Background :The denser the PCO there is tendency of more energy to be used, Nd: YAG capsulotomy is associated with significant anterior and posterior segment complications. There are no much studies on impact of Nd: YAG laser energy on the rate of complications and opening patterns of capsulotomy on visual function. Objectives: To find out association between the grade and type of PCO with energy used. 2] To compare the visual outcome and complications between circular pattern and cruciate pattern PCO capsulotomy Methodology: The patients are divided into group A and B, group A underwent cruciate and group B underwent circular pattern capsulotomy.

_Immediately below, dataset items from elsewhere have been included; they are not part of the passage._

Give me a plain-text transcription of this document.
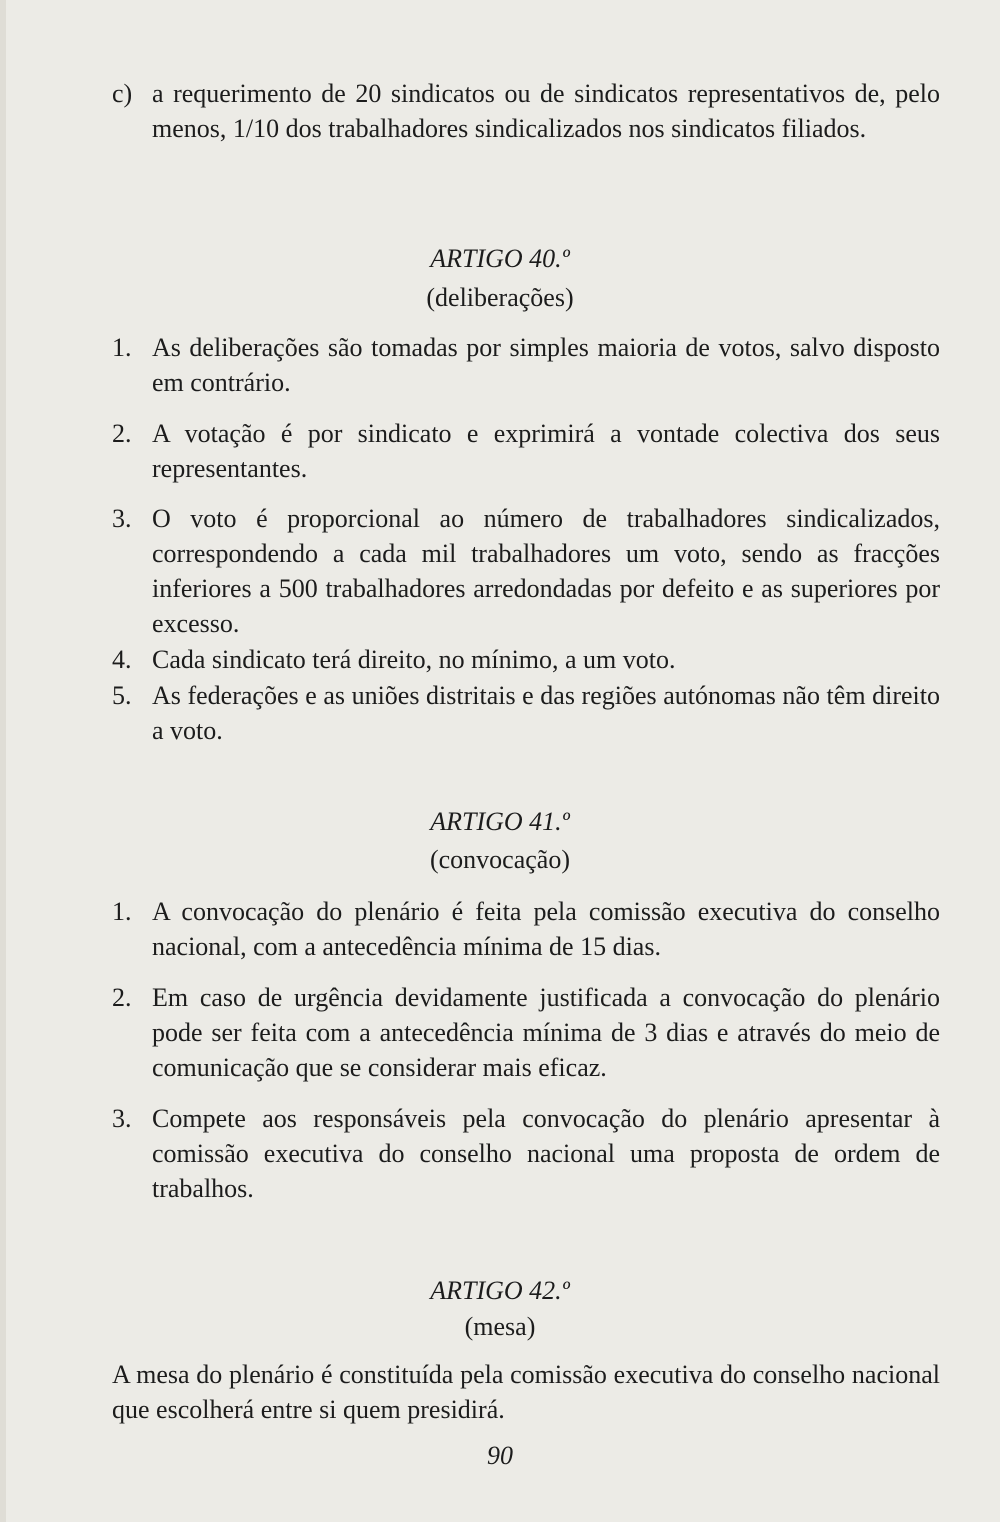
c) a requerimento de 20 sindicatos ou de sindicatos representativos de, pelo menos, 1/10 dos trabalhadores sindicalizados nos sindicatos filiados.
ARTIGO 40.º
(deliberações)
1. As deliberações são tomadas por simples maioria de votos, salvo disposto em contrário.
2. A votação é por sindicato e exprimirá a vontade colectiva dos seus representantes.
3. O voto é proporcional ao número de trabalhadores sindicalizados, correspondendo a cada mil trabalhadores um voto, sendo as fracções inferiores a 500 trabalhadores arredondadas por defeito e as superiores por excesso.
4. Cada sindicato terá direito, no mínimo, a um voto.
5. As federações e as uniões distritais e das regiões autónomas não têm direito a voto.
ARTIGO 41.º
(convocação)
1. A convocação do plenário é feita pela comissão executiva do conselho nacional, com a antecedência mínima de 15 dias.
2. Em caso de urgência devidamente justificada a convocação do plenário pode ser feita com a antecedência mínima de 3 dias e através do meio de comunicação que se considerar mais eficaz.
3. Compete aos responsáveis pela convocação do plenário apresentar à comissão executiva do conselho nacional uma proposta de ordem de trabalhos.
ARTIGO 42.º
(mesa)
A mesa do plenário é constituída pela comissão executiva do conselho nacional que escolherá entre si quem presidirá.
90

A Q- switched Nd: YAG laser Initial setting of 1mJ and subsequent increase of 0.5 mJ as necessary used to make opening in the posterior capsule and the number of pulses used to create capsulotomy and summated total laser energy was noted in each case. Patients were followed for 6 months and analyzed. Results: In this study age of the patients ranged from 6 years to 86 years and the mean age was 62.3+/- 18.2. Maximum energy is required for grade 4 (46.6 mJ) and Least is for grade 1(9.7) More energy is required for fibrous (39.2mJ) and least is for membranous (26.7mJ). In cases who underwent circular pattern. Complications like IOL pitting and uveitis are common in circular pattern compared cruciate pattern, where IOP spikes is a common complication. Conclusion: Grade and Type of PCO significantly influenced laser energy levels required for capsulotomy, whereas Complications are significantly more common when total laser energy was higher. This new technique of cruciate pattern Nd: YAG posterior laser capsulotomy can be performed safely but visual prognosis is better in circular pattern of capsulotomy.